A Rich Life: What has made my faith stronger?

I think my faith has become stronger as I live through the best and worst moments of life. The best moments have made me stronger as I saw God at work and how he worked in the situations for my good. What seemed like the worst moments taught me to hold on to God tightly which made my faith stronger.

The best moments of my life include discovering and marrying my wonderful wife Diane for sure. Only God could have brought such different people together and kept us together for so many years. Trusting in God through this has definitely made my faith stronger. I am not always easy to live with and seeing Diane not give up on me is truly a gift from God. In marriage, I got to see a different aspect of God that I had not seen before. Some would call it the “female” part that can only be seen in a close relationship with a woman. Diane is so godly and so Christ-like and seeing it helps me discover God in new ways. My faith continues to be enriched by her daily life, her witness to me, of what a good mother truly is, of what our heavenly Parent fully is with all of the characteristics of One who is father and mother to us all. I knew God as Father before I met Diane, even though I am growing in that knowledge as well, but being with her lets me see how God cares for us as a hen cares for her chicks. Diane is such a good Momma and that shows me that side of God.
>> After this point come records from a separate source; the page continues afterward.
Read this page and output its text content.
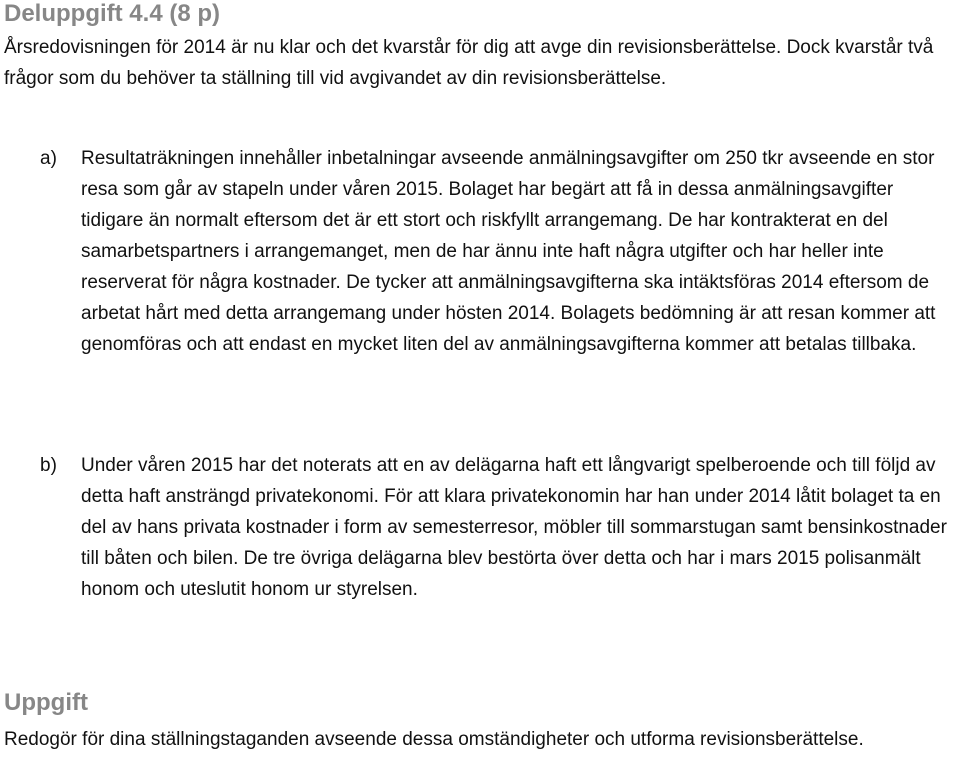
Deluppgift 4.4 (8 p)

Årsredovisningen för 2014 är nu klar och det kvarstår för dig att avge din revisionsberättelse. Dock kvarstår två frågor som du behöver ta ställning till vid avgivandet av din revisionsberättelse.

a) Resultaträkningen innehåller inbetalningar avseende anmälningsavgifter om 250 tkr avseende en stor resa som går av stapeln under våren 2015. Bolaget har begärt att få in dessa anmälningsavgifter tidigare än normalt eftersom det är ett stort och riskfyllt arrangemang. De har kontrakterat en del samarbetspartners i arrangemanget, men de har ännu inte haft några utgifter och har heller inte reserverat för några kostnader. De tycker att anmälningsavgifterna ska intäktsföras 2014 eftersom de arbetat hårt med detta arrangemang under hösten 2014. Bolagets bedömning är att resan kommer att genomföras och att endast en mycket liten del av anmälningsavgifterna kommer att betalas tillbaka.
b) Under våren 2015 har det noterats att en av delägarna haft ett långvarigt spelberoende och till följd av detta haft ansträngd privatekonomi. För att klara privatekonomin har han under 2014 låtit bolaget ta en del av hans privata kostnader i form av semesterresor, möbler till sommarstugan samt bensinkostnader till båten och bilen. De tre övriga delägarna blev bestörta över detta och har i mars 2015 polisanmält honom och uteslutit honom ur styrelsen.
Uppgift

Redogör för dina ställningstaganden avseende dessa omständigheter och utforma revisionsberättelse.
Other best moments of my life include the births and lives of my delightful daughters. Watching them be born and then grow as infants, children, teens, and into womanhood has been such a wonder to me. My faith has grown stronger trying to teach them, love them, and model for them a good father. They both have made the job easy because of their respect and love for me. I hold onto God tightly as I want God to be at the center of their lives as well yet know it is a decision and lifestyle that only they can choose for themselves. I pray for them daily and am so glad for the times we are together and the memories we have made over the years and continue to make. They strengthen my faith as I hold onto God and let them fly on their own yet let them know that I am here for them always.

Then there are the worst moments in life. The times that I have failed God and felt so terrible that I did. The times that I have hurt the ones I love and the times that I have been hurt so badly by others. In these times my faith has been strengthened as I was driven closer to God because there was nowhere else to go. 

In my times of failure, I have to admit that I didn’t feel right away that my faith got stronger. Usually, I felt like I was fighting through my failure and then realizing that I needed to trust God more. God was there for me but I was trying to deal with things on my own. Then when I wised up I asked God to forgive me for not calling on him for help right away and I told him that I needed him to see me through whatever it was. All of that took a while. There was no instant fix. Often I have been a slow learner. I still am but I want God more than anything and I’m holding on to him for dear life. Fortunately, God is and has been holding on to me as well. I am so grateful that he didn’t give up on me in my times of failure or in the times that I acted like I was sailing high on my own. All of this has made my faith stronger. I am definitely a work in progress.